TEHRAN — “We all know Iran faces water shortages, however, we still see there is lots of room for improving the present resources by adopting smart regulations and smart technologies for strengthening water resilience,” Stefan Scholz, Vienna’s ambassador to Tehran has said.

Still too much water in Iran is wasted and this requires a completely new approach to integrated water management, the Austrian ambassador told Mehr news agency. 

“The top leadership is very enlightened. It has acknowledged this problem and the urgent need to build resilience within water security, but the message has to trickle down to street-level bureaucracy which is the subset of a public agency or government institution where the civil servants work who have direct contact with members of the general public. So I think even with the comparably low water quantities of minus 38 percent available this year, Iran could achieve a relatively better outcome. Still, if recent precipitation trends continue it will not be possible to avoid water shortages, on top of declining water quality and untreated waste water. But we could save time if the right policies are to be implemented now.”

Elsewhere in his remarks, Scholz said that “some 25 years ago we had a very dramatic policy change in Austria, this was when a rising awareness set in about the negative impacts of unchecked industrialization on the environment, particularly on our forests and lakes. So we started in a very systematic way to address the problem. We adapted our regulatory framework and our export oriented economy, as it turned out, strongly profited from this policy reorientation.”

In the first phase there were segments of the population and vested interests who opposed the new theory of change, as they thought that green energy, clean environment and clean air are to the detriment of industrial output.

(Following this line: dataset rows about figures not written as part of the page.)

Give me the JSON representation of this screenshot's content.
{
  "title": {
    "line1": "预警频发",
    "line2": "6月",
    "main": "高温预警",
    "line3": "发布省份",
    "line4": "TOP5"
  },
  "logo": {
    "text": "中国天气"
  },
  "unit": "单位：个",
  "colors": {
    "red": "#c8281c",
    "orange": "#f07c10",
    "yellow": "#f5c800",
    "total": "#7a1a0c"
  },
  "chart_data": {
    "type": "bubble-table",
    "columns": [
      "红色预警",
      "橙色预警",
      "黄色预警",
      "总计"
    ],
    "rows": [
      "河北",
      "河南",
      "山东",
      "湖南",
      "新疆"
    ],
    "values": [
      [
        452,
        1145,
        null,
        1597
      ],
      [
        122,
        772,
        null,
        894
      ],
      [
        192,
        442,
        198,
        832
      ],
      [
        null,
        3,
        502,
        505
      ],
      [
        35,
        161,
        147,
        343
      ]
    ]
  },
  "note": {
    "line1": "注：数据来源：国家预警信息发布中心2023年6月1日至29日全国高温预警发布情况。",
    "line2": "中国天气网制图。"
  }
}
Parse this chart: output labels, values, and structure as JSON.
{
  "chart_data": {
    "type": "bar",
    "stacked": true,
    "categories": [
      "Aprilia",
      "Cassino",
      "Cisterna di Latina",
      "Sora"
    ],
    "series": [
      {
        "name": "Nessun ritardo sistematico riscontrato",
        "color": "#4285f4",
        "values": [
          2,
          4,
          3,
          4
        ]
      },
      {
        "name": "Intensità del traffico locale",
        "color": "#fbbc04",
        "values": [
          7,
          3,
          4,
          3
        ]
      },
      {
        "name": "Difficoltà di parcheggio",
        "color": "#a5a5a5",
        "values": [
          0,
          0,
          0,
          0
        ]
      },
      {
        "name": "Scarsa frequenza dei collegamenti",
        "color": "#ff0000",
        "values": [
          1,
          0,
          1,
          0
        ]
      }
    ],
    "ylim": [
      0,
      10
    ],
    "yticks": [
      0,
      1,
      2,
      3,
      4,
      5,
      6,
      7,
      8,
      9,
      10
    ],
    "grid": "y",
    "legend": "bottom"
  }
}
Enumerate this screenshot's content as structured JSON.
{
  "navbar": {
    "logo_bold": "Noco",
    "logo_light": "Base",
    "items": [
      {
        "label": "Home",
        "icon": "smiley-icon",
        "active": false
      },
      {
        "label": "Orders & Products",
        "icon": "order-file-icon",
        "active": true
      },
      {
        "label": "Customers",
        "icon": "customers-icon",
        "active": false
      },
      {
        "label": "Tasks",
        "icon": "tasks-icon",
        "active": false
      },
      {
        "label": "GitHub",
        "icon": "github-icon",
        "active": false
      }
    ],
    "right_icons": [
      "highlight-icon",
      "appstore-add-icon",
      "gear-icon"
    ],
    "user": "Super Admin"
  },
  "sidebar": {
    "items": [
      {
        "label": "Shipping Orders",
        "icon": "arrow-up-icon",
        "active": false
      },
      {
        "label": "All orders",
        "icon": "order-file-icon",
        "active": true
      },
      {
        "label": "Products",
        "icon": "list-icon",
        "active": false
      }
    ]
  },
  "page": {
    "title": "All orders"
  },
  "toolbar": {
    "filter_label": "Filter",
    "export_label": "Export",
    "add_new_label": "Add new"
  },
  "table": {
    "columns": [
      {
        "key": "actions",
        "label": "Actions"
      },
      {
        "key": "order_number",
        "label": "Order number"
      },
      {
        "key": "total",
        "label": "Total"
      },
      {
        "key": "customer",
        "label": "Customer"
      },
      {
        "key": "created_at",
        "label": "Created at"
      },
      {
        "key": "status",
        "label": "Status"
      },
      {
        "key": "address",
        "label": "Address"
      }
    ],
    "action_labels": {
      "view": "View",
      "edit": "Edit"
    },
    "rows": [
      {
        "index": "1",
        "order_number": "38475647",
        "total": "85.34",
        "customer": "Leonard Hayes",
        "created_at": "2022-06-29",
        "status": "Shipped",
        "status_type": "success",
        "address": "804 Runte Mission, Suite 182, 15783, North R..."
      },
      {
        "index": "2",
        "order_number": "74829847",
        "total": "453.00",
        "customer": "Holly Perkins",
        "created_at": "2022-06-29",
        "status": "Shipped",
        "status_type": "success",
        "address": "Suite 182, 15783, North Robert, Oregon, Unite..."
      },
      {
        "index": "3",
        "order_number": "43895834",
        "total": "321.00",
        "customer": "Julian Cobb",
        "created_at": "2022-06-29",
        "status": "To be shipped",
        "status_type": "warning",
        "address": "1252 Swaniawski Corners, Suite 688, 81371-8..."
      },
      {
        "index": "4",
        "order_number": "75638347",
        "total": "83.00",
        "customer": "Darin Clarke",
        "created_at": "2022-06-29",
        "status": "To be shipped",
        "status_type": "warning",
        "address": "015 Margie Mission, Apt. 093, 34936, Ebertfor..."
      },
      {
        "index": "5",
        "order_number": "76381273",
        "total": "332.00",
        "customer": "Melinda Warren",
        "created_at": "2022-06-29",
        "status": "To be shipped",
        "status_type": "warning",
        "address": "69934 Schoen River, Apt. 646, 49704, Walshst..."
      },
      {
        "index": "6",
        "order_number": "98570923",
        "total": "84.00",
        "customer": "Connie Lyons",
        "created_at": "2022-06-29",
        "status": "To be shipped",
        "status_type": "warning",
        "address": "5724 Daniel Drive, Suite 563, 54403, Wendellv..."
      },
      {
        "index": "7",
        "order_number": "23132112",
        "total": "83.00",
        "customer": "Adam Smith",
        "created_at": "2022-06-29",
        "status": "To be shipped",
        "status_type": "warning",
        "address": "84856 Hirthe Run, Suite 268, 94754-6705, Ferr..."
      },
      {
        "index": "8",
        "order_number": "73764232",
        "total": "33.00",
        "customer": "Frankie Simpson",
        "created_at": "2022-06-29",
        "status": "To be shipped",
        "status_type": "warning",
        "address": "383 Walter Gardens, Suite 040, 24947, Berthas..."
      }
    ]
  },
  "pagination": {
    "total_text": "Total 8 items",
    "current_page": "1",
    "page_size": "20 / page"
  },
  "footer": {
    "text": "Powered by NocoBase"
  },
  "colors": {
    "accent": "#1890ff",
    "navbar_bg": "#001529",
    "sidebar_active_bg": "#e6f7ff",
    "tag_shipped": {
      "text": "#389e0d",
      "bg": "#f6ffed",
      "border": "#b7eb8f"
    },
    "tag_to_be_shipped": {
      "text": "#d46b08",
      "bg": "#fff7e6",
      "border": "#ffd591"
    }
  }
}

It showed 25 years later that this reorientation turned out a huge success for the Austrian economy as a whole, he said, stating, “Because now we have brightly established a number of niches where we became world champions for the technologies that we developed when we successfully cleaned up the environment.”

“We have 40 major lakes in Austria all of them have drinking water quality today, which they did not have some 25 years ago. So it is a narrative that implies change is possible when you apply the right regulations and the right technology which Austria is willing to share with Iran. It is all about developing a theory of change that can propel societal development to the next level”
 
Inquired about transboundary water resources shared between countries and their management the ambassador explained that there are many analysts who claim that water will be the source of conflict in the next decades to come. 

“In the case of Europe there are three countries that have a surplus of fresh water, Austria is one of them. There is quite some pressure on the level of the European Union and in Brussels that we make the privatization of water management and European Union competence. Austria is adamantly opposed to that. Here we seek to keep our sovereignty by deciding how we manage our own water resources. So this is an important point; you need the ownership by republic authorities.”

“When it comes to Iran water security could be one of the mottos of the future cooperation between Iran and Austria and high level visits. We very much think that this is a niche area which is of extreme importance to Iran and Iranian people where we could cooperate. I recently visited Mashhad and I agreed with the mayor that we led a business delegation together with the Austrian ministry of economic affairs to Tehran and Mashhad to discuss possible solutions for the water shortages,” he concluded.